January 19, 2007
Perry Farrell – singer for Jane’s Addiction, founder of Lollapalooza, and leading light of the alternative rock movement – has played Aspen before. Some five years ago, Farrell appeared alone in his guise as DJ Peretz, and spun records for a reasonably enthused crowd at the old Double Diamond. His next Aspen appearance promises to be on a far grander scale. Farrell is bringing his new band, Satellite Party, to town for the Après X concert series, a free gig in Wagner Park for the X Games masses, Friday, Jan. 26. Satellite Party, conceived by Farrell not only as music but also as a love-filled force for positive change, actually has played two previous concerts, including one at Lollapalooza 2005. However, the Aspen show is being billed as the live debut for the band’s touring lineup. The group’s debut CD, “Ultra Payloaded,” is set for release in May, so Aspenites get a rare chance to see a band before its name is established. The second night of the Après X series isn’t half bad either. Rapper Common, whose soul-fueled sound is an alternative to hip-hop’s more tried and tired ways, plays Saturday, Jan. 27. He too has a new album, “Finding Forever,” rumored for release this year.

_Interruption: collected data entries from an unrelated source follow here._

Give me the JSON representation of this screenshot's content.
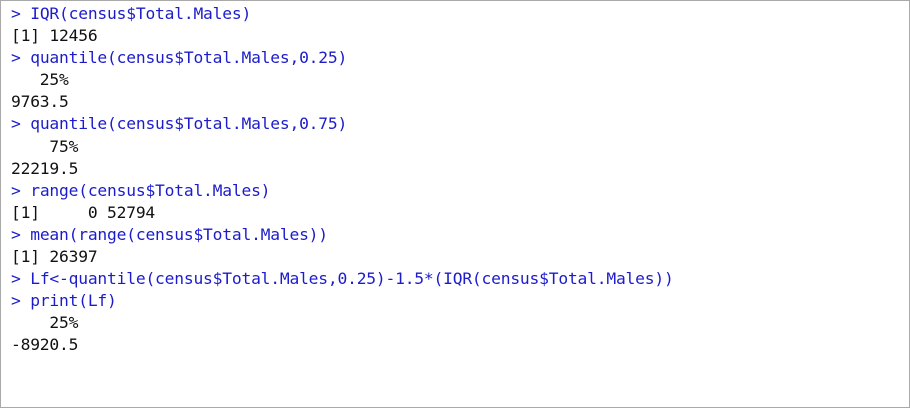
{
  "console": {
    "prompt": ">",
    "lines": [
      {
        "type": "input",
        "text": "IQR(census$Total.Males)"
      },
      {
        "type": "output",
        "text": "[1] 12456"
      },
      {
        "type": "input",
        "text": "quantile(census$Total.Males,0.25)"
      },
      {
        "type": "output",
        "text": "   25%"
      },
      {
        "type": "output",
        "text": "9763.5"
      },
      {
        "type": "input",
        "text": "quantile(census$Total.Males,0.75)"
      },
      {
        "type": "output",
        "text": "    75%"
      },
      {
        "type": "output",
        "text": "22219.5"
      },
      {
        "type": "input",
        "text": "range(census$Total.Males)"
      },
      {
        "type": "output",
        "text": "[1]     0 52794"
      },
      {
        "type": "input",
        "text": "mean(range(census$Total.Males))"
      },
      {
        "type": "output",
        "text": "[1] 26397"
      },
      {
        "type": "input",
        "text": "Lf<-quantile(census$Total.Males,0.25)-1.5*(IQR(census$Total.Males))"
      },
      {
        "type": "input",
        "text": "print(Lf)"
      },
      {
        "type": "output",
        "text": "    25%"
      },
      {
        "type": "output",
        "text": "-8920.5"
      }
    ]
  }
}
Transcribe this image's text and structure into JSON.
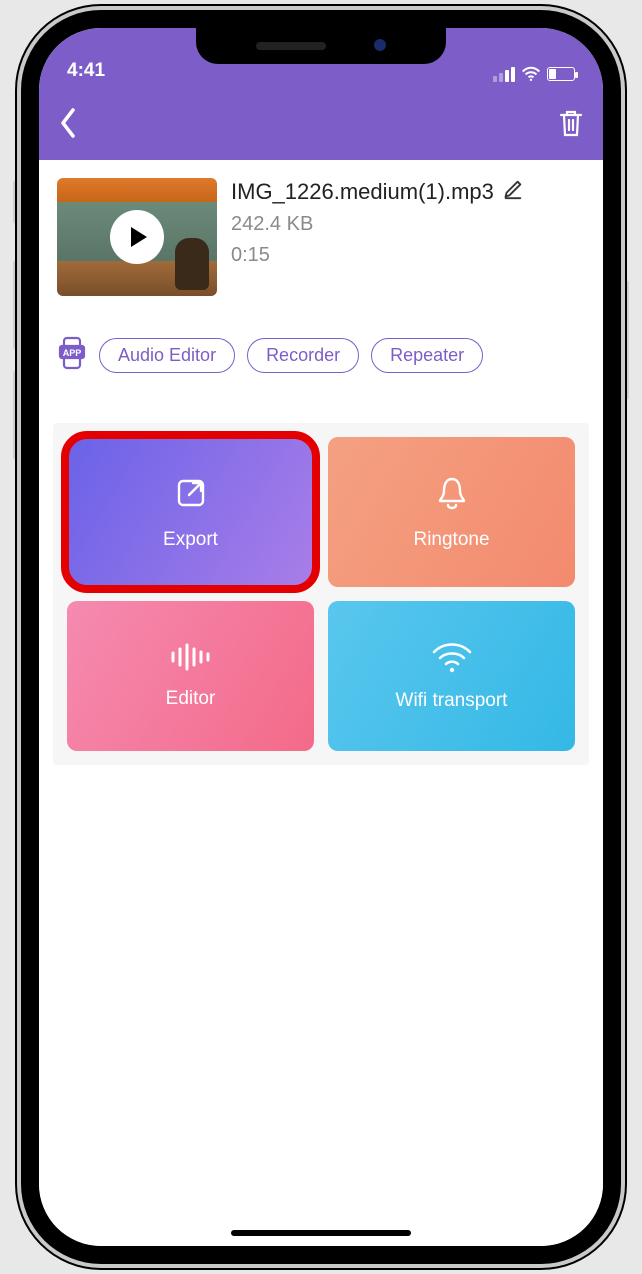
{
  "status": {
    "time": "4:41"
  },
  "file": {
    "name": "IMG_1226.medium(1).mp3",
    "size": "242.4 KB",
    "duration": "0:15"
  },
  "chips": {
    "audio_editor": "Audio Editor",
    "recorder": "Recorder",
    "repeater": "Repeater"
  },
  "tiles": {
    "export": "Export",
    "ringtone": "Ringtone",
    "editor": "Editor",
    "wifi": "Wifi transport"
  },
  "highlight": "export"
}
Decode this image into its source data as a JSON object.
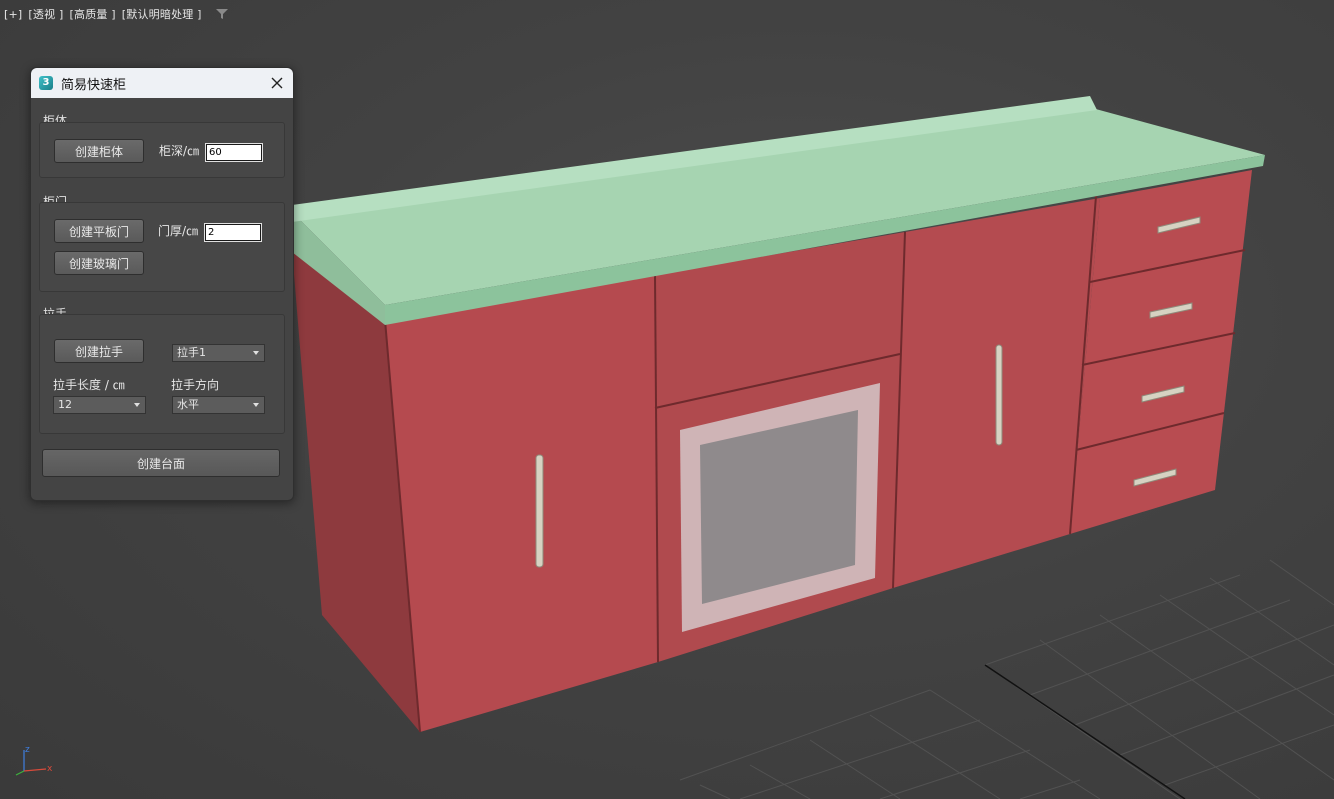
{
  "viewport": {
    "labels": [
      "[+]",
      "[透视 ]",
      "[高质量 ]",
      "[默认明暗处理 ]"
    ],
    "filter_icon": "filter-icon"
  },
  "panel": {
    "title": "简易快速柜",
    "app_icon_text": "3",
    "close_icon": "close-icon",
    "cabinet": {
      "group_label": "柜体",
      "create_button": "创建柜体",
      "depth_label": "柜深/㎝",
      "depth_value": "60"
    },
    "door": {
      "group_label": "柜门",
      "flat_door_button": "创建平板门",
      "glass_door_button": "创建玻璃门",
      "thickness_label": "门厚/㎝",
      "thickness_value": "2"
    },
    "handle": {
      "group_label": "拉手",
      "create_button": "创建拉手",
      "type_selected": "拉手1",
      "length_label": "拉手长度 / ㎝",
      "length_selected": "12",
      "direction_label": "拉手方向",
      "direction_selected": "水平"
    },
    "create_top_button": "创建台面"
  },
  "colors": {
    "cabinet_red": "#b54a4f",
    "countertop_green": "#a6d4b1",
    "handle_silver": "#d6d2c2",
    "viewport_bg": "#444444"
  },
  "gizmo": {
    "z": "z",
    "x": "x"
  }
}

Extreme sports would never have taken hold as they have without appropriate documentation. Extreme photography has grown up alongside extreme sport; for every athlete we’ve seen shredding backcountry powder or ascending the highest terrain, there has been a photographer there to record the event. The Illume Image Quest, presented by Red Bull, presents the best work to come out of an international competition of action and adventure sports photography. The images – of snowboarders and skiers, cyclists and surfers – reveal that those behind the lens are often as bold and creative as those in front of it. Fifty images, from 45 photographers, are among the finalists competing for the top honor. The Illume exhibit opens Wednesday, Jan. 24, at 6:30 p.m. at the base of Aspen Mountain, and runs through Feb. 4.
Six years ago, Eric Schlosser published “Fast Food Nation,” a nonfiction book by a failed novelist and playwright, and a respected, but hardly well-known writer. The exposé on the fast-food industry was levelheaded, stomach-turning, fascinating – and became a hit. But the fact that “Fast Food Nation” remains in the nation’s conscience – it was adapted into a recent narrative feature film by director Richard Linklater – says much about how many nerves Schlosser touched. The book examined the mysteries behind Big Macs and McNuggets, and also other topics that have proved to be of enduring interest: immigration, wages, suburban sprawl and the origins and well-being of our food. Schlosser, who has since written “Reefer Madness: Sex, Drugs and Cheap Labor in the American Black Market” and has been at work at a book on America’s prisons, makes a free appearance Saturday, Jan. 26, at 6 p.m. at Town Center Booksellers in Basalt.